On Mar 15, 2012 1:53 AM, "Masklinn" <masklinn@masklinn.net> wrote:
On 2012-03-14, at 18:36 , Matt Joiner wrote:
set.add(x) could return True if x was added to the set, and False if x was already in the set.
That does not mesh with the usual Python semantics of methods either having a side-effect (mutation) or returning a value. Why would that happen with sets but not with e.g. dicts?

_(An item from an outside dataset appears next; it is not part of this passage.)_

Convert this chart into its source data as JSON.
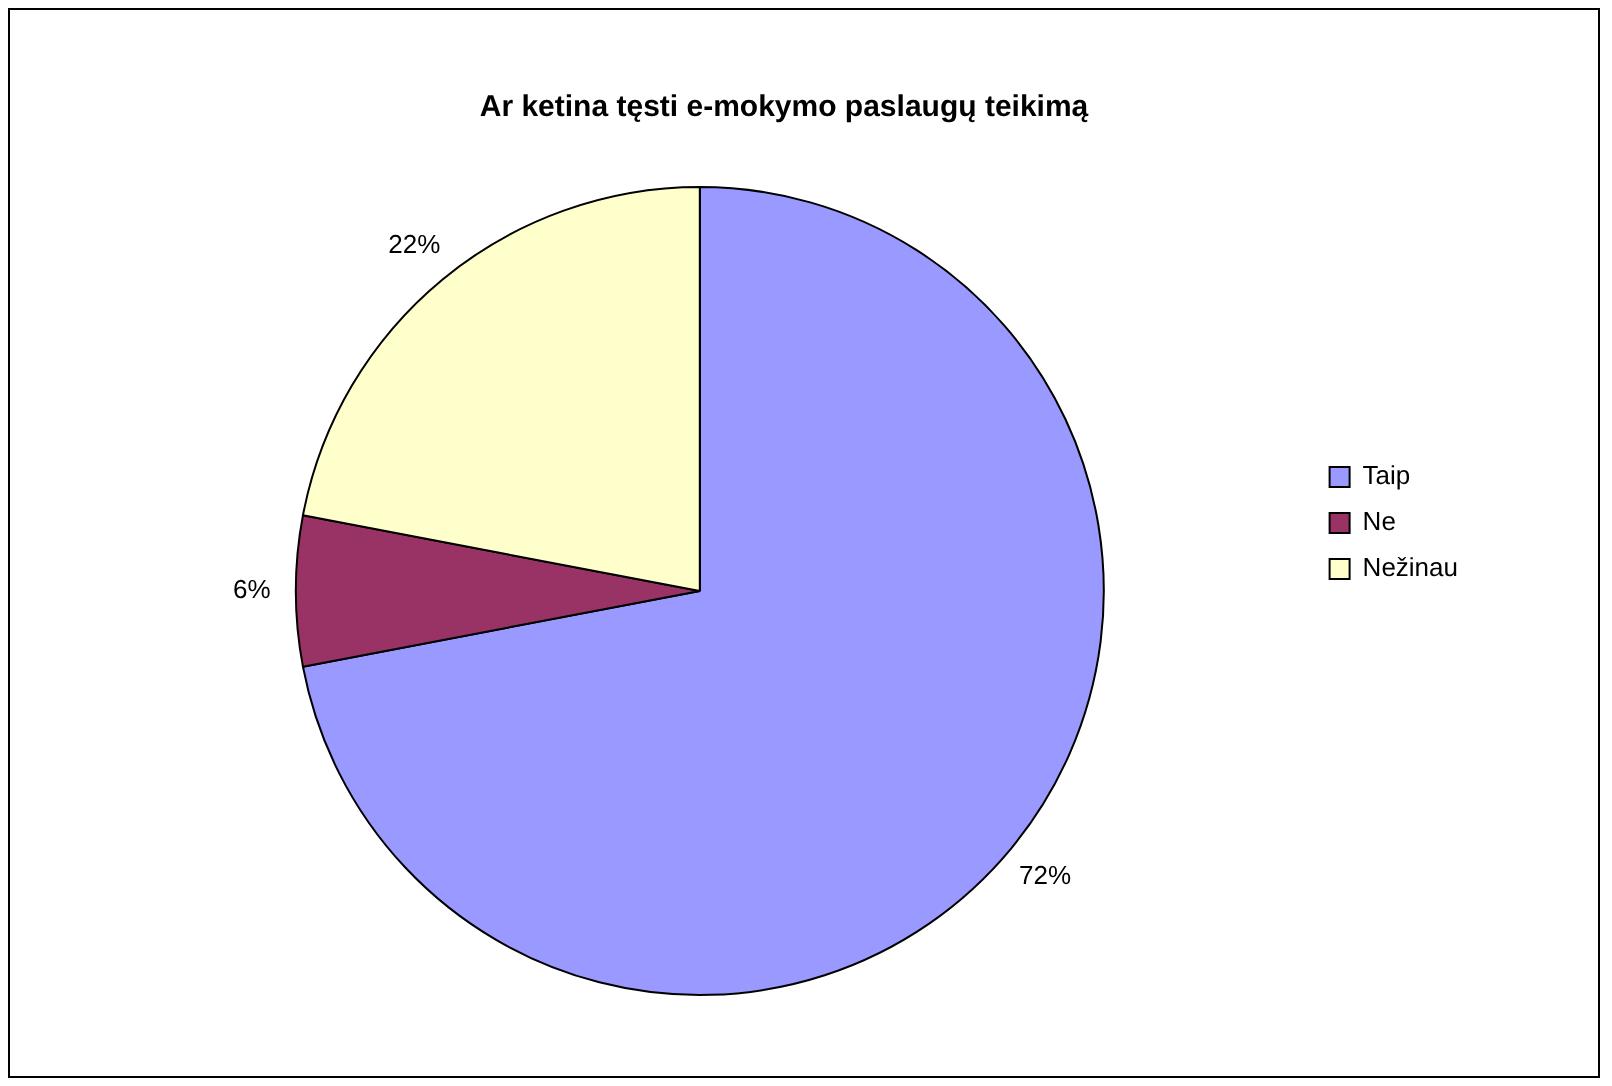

Because dict insertions are by operator?
Adding an element that is already present often constitutes an error in
my code.
Then thrown an error when that happens?
As I understand, set.add is an atomic operation. Having set.add return a boolean will also allow EAFP-style code with regard to handling duplicates, the long winded form of which is currently:
if a not in b: b.add(a) <-- race condition do_c()
Which can be improved to:
if b.add(a): do_c()
Advantages: * Very common code pattern. * More concise. * Allows interpreter atomicity to be exploited, often removing the need for additional locking. * Faster because it avoids double contain check, and can avoid locking.
Nope, as Andrew noted it's possible that an other thread has *removed* the element from the set before do_c (so you've got your race condition right there, assuming do_c expects `a` to be in `b`)
And since you're using a set `b.add(a)` is a noop if `a` is already in `b` so there's no race condition at the point you note. The race condition is instead in the condition itself, you can have two different threads finding out the value is not in the set and ultimately executing do_c.
There's still a performance cost in looking up the already present value a second time.